P. I. - L'exposition d'Astana aurait coûté plusieurs milliards d'euros. N'est-ce pas trop ?
P. L. - Je ne sais pas. Ce qui est certain, en revanche, c'est que l'on est très en deçà des sommes dépensées pour l'exposition de Milan en 2015 ou pour celle qui se profile à Dubaï en 2020. La sagesse budgétaire était au rendez-vous.
Qui plus est, au-delà des éléments financiers, cette exposition a permis au Kazakhstan, qui est, ne l'oublions pas, un tout jeune État, de gagner en visibilité et en notoriété au niveau international. Qui connaissait véritablement ce pays avant Astana Expo 2017 ?

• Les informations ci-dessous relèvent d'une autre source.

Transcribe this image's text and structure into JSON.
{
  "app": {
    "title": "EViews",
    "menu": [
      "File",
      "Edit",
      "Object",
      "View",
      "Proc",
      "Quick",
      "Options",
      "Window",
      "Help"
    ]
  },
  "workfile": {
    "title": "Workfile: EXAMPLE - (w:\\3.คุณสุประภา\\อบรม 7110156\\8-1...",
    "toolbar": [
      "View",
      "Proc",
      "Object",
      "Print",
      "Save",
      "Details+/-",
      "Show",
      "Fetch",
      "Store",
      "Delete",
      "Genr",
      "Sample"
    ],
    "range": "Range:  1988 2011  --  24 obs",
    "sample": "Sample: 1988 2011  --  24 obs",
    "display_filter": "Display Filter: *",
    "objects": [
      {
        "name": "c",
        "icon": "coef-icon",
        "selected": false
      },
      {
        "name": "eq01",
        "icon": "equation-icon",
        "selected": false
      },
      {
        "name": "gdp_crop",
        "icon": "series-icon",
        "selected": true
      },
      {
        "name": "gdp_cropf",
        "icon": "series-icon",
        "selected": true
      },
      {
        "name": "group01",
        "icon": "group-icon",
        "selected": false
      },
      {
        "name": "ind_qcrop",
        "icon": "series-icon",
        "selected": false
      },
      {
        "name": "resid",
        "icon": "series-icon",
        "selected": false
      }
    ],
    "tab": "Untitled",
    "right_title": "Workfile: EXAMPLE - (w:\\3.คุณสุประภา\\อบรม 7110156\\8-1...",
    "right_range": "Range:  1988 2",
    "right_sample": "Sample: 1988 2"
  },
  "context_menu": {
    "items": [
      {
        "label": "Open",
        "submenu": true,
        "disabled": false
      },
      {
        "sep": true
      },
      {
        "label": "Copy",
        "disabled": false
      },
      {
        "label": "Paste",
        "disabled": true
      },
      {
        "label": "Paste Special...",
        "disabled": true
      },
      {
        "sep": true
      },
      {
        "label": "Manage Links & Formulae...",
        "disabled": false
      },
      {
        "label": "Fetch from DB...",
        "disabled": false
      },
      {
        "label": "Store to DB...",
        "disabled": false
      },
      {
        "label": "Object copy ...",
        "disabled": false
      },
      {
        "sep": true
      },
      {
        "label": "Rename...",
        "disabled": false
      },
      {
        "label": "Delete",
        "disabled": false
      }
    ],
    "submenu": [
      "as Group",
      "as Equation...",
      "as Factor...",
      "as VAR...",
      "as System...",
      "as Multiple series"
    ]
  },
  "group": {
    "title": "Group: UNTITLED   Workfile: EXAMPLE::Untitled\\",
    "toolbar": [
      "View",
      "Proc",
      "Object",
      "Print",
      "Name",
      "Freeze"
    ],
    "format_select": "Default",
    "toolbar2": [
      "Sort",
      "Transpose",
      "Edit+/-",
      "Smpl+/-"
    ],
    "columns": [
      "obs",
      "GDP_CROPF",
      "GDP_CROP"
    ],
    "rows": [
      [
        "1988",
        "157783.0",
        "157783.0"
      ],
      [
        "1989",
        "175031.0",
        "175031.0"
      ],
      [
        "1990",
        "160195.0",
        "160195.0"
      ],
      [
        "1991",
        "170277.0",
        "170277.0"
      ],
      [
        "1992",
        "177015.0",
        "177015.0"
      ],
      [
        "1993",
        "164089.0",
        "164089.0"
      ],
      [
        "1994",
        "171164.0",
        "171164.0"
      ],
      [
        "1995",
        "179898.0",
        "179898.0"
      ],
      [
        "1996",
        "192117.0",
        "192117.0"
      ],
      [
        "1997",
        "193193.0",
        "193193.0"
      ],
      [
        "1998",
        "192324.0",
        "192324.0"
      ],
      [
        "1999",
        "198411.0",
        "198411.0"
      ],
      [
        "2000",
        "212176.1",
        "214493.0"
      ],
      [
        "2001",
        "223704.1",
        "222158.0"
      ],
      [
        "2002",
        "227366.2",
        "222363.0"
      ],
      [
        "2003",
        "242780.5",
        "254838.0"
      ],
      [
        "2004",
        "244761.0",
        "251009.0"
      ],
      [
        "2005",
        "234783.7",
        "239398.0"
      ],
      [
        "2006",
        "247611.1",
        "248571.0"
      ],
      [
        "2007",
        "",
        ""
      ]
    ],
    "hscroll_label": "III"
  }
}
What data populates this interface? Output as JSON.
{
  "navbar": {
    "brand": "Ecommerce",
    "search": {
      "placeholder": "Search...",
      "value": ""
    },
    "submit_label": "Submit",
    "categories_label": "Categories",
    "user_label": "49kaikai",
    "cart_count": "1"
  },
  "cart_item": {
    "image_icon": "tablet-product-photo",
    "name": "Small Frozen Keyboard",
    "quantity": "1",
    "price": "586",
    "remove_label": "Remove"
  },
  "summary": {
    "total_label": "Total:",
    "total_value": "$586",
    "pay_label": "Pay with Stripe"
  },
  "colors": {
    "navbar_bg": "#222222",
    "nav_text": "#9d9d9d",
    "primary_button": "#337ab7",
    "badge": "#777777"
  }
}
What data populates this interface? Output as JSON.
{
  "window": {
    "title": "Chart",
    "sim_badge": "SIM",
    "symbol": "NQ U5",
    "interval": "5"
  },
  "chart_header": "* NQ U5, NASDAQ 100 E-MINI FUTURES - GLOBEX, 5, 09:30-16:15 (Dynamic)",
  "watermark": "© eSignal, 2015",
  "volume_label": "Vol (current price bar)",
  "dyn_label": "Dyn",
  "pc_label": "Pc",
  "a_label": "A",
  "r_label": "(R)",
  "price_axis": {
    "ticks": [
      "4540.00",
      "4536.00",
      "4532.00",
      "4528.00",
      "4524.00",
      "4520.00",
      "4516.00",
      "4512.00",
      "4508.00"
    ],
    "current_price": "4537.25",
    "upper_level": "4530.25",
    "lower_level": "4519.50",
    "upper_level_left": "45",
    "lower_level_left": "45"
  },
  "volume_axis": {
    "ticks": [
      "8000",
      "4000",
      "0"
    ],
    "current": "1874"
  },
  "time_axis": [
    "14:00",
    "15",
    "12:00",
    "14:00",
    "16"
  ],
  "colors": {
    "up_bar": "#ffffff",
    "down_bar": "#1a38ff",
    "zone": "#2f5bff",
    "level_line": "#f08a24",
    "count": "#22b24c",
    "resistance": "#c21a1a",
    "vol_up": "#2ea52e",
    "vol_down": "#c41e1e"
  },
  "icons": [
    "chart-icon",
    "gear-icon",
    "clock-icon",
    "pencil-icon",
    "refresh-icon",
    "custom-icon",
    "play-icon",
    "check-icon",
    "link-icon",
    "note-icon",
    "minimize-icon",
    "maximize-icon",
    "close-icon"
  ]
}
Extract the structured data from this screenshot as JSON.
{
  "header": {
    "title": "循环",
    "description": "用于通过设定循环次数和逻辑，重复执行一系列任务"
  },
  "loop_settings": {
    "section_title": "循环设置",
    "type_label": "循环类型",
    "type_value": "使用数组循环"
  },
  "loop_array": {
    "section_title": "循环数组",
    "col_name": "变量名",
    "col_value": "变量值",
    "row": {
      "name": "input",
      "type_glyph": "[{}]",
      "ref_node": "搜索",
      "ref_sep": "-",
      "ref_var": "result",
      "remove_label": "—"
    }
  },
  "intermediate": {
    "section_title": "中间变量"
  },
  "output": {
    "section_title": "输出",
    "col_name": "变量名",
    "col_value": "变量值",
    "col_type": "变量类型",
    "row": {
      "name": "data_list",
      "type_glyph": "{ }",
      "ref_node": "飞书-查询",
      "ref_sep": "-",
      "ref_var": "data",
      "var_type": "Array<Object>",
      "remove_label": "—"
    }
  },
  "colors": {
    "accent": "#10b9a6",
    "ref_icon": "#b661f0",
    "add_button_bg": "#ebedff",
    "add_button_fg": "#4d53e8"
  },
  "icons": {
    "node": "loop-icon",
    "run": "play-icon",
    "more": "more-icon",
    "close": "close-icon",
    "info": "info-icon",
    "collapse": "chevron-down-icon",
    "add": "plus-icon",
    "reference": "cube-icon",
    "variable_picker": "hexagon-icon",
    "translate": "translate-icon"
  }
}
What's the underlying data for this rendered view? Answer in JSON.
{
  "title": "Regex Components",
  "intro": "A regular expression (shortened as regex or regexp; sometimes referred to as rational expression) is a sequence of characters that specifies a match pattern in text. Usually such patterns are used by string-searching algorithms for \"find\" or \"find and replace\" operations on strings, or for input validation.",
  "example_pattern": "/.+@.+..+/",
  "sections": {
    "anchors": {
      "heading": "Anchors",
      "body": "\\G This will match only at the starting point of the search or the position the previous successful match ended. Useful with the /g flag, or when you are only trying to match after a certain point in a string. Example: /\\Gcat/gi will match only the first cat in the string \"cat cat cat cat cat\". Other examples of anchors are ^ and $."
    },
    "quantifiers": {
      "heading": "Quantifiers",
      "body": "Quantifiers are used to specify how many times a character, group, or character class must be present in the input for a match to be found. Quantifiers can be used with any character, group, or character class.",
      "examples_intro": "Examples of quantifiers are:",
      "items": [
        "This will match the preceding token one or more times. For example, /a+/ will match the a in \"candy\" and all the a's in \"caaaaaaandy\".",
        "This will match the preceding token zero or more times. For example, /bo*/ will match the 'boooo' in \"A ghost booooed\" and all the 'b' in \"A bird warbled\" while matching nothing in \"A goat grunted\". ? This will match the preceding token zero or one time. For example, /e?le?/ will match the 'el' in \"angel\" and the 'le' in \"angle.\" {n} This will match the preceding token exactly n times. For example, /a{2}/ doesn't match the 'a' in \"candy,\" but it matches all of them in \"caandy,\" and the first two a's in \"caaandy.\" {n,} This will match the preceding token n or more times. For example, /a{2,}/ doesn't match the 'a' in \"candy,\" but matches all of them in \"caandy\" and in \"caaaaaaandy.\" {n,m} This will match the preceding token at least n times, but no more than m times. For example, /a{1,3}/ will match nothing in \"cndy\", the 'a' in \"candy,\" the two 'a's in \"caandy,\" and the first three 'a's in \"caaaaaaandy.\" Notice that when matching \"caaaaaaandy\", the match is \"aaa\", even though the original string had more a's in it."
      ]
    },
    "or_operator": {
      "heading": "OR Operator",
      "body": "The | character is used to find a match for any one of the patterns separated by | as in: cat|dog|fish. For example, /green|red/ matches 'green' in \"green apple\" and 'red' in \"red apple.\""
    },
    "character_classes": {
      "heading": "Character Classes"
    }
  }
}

Elle l'a conduit également à se doter d'infrastructures de qualité qui vont perdurer et contribuer au développement économique du pays. Il n'est qu'à visiter Astana pour se rendre compte que l'on est bien loin des clichés propagés ici ou là et que cette capitale bâtie au coeur des steppes centre-asiatiques a tout d'un futur Dubaï. Enfin, tout a été pensé pour l'après-exposition. Les bâtiments sont d'ores et déjà programmés pour accueillir le Centre financier international d'Astana en cours de création, qui se veut le futur hub financier et la principale place boursière d'Asie centrale.
P. I. - Dans dix ans, que restera-t-il, selon vous, de cette exposition Astana 2017 ?
P. L. - On s'en souviendra sans doute comme de l'événement qui a véritablement marqué le début de l'insertion du Kazakhstan dans le concert international, qui en a changé la perception et a révélé au monde un pays émergent dynamique et volontaire.
Ensuite, rêvons un peu. Chaque exposition a laissé une trace architecturale qui incarne pour partie au moins la ville où elle s'est tenue. La tour Eiffel, symbole alors décrié de l'exposition universelle de 1889, en est la meilleure illustration. Gageons que la magnifique et gigantesque sphère du pavillon du Kazakhstan constituera, à l'horizon de quelques années, l'image de modernité d'un pays jusqu'alors méconnu.